Les États-Unis développent une stratégie de dissuasion intégrée en y associant leurs alliés en s’appuyant sur l’approche « coordination, innovation et coopération ». Celle-ci dépasse le simple cadre militaire et se veut au service d’une diplomatie proactive, appuyée par une force militaire crédible.
Les États-Unis et leurs alliances à la lumière de la dissuasion intégrée
The United States and its Alliances in the Light of Integrated Deterrence
The United States is developing a strategy of integrated deterrence which associates its allies in an approach based on coordination, innovation and cooperation. This goes beyond a purely military framework and aims to serve proactive diplomacy supported by a credible military force.
La nouvelle stratégie mise en avant par le Pentagone sous le vocable de « dissuasion intégrée » se caractérise pour l’essentiel par le renforcement de la coopération politico-militaire avec les alliés et partenaires des États-Unis tant dans l’espace indo-pacifique qu’en Europe et également par des investissements massifs dans l’innovation et les nouvelles technologies. Elle repose sur une approche collective et intégrée, mais aussi sur le recours à des options militaires et non militaires, dont des moyens de coercition diplomatiques, financiers et économiques. La mise en avant par l’Administration Biden d’un nouveau format sécuritaire à haute valeur technologique comme l’AUKUS ou la revitalisation et l’élargissement du dialogue quadrilatéral de sécurité, le Quad, vers des problématiques para-diplomatiques (1) illustrent cette démarche. Si celle-ci s’articule étroitement avec la politique chinoise des États-Unis et consacre la priorité stratégique du théâtre indo-pacifique, elle entend offrir des cadres et des formats flexibles qui permettent de répondre à de nombreux défis globaux dont ceux posés par la guerre en Ukraine. Au-delà de la centralité de Pékin et de l’intensification de la rivalité américano-chinoise, la dissuasion intégrée s’adresse également à d’autres perturbateurs potentiels comme la Russie, l’Iran ou la Corée du Nord qui pourraient être tentés par un regroupement d’opportunité en vue de contester l’ordre international promu par Washington et ses principaux alliés (2).
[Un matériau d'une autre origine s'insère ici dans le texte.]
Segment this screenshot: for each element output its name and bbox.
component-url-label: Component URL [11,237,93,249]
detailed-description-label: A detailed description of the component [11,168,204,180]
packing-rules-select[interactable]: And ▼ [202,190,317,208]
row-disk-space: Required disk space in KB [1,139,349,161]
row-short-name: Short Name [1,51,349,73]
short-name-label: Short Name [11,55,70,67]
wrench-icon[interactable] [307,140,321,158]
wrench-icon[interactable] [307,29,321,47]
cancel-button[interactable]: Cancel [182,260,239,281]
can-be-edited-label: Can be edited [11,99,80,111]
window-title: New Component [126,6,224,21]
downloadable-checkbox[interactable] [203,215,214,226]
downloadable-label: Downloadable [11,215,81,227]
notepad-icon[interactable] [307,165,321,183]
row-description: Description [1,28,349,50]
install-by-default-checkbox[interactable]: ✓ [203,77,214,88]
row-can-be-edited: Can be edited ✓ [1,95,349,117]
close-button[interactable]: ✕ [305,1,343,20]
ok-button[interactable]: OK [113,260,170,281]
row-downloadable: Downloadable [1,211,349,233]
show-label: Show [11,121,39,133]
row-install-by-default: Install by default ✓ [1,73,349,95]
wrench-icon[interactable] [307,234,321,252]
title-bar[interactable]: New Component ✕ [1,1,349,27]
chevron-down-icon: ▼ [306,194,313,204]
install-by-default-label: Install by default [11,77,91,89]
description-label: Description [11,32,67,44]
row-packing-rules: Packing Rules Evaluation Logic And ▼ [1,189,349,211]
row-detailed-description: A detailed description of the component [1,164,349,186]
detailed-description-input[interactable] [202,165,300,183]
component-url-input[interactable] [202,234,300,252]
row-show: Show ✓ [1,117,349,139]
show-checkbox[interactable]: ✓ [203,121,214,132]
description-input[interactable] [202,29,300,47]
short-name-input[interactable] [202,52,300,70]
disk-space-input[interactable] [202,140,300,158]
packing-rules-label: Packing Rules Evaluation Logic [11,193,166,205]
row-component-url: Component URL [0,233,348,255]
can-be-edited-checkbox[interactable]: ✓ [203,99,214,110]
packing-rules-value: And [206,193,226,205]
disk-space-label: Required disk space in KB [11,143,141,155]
Une approche technico-opérationnelle plus intégrée
Le concept de dissuasion intégrée s’est imposé dans le discours politico-militaire américain à l’occasion des nombreuses interventions du secrétaire à la défense, Lloyd Austin, tout au long de l’année 2021 (3) et notamment lors d’une allocution publique prononcée à Singapour en juillet 2021 dans le cadre du Fullerton Dialogue de l’International Institute for Strategic Studies, IISS (4). À chaque fois, l’accent était mis sur l’importance de la coopération et des partenariats, mais aussi sur l’acquisition de nouvelles capacités, en particulier dans les domaines cyber et spatial tout en soulignant l’objectif américain d’une prise en compte de la totalité du spectre des conflits, de la haute intensité aux situations de zone grise tout en incluant les scénarios dit de « rapid fait accompli ».
Au fil de ses déclarations, Lloyd Austin avait notamment expliqué que de nouveaux niveaux de dissuasion pouvaient être atteints grâce à la force combinée des États-Unis et de leurs alliés, mais aussi par le biais d’un plus grand engagement en recherche et développement qui permette d’atteindre la supériorité technologique. Les domaines de l’intelligence artificielle comme de l’informatique et de la communication quantiques dont le gouvernement chinois a fait des priorités scientifiques sont particulièrement visés (5). Pour les États-Unis, engagés dans une compétition multidimensionnelle avec la Chine, il s’agit d’utiliser au mieux l’innovation, mais aussi la mise en réseau des capacités opérationnelles et technologiques disponibles afin de mieux faire face aux menaces émergentes qui changent les conditions de la guerre moderne. Le concept de dissuasion intégrée devrait constituer l’un des piliers idéologiques de la nouvelle stratégie de défense nationale américaine à paraître avant la fin de l’année 2022 avec une réévaluation de la défense antimissiles comme de la posture nucléaire du pays (6).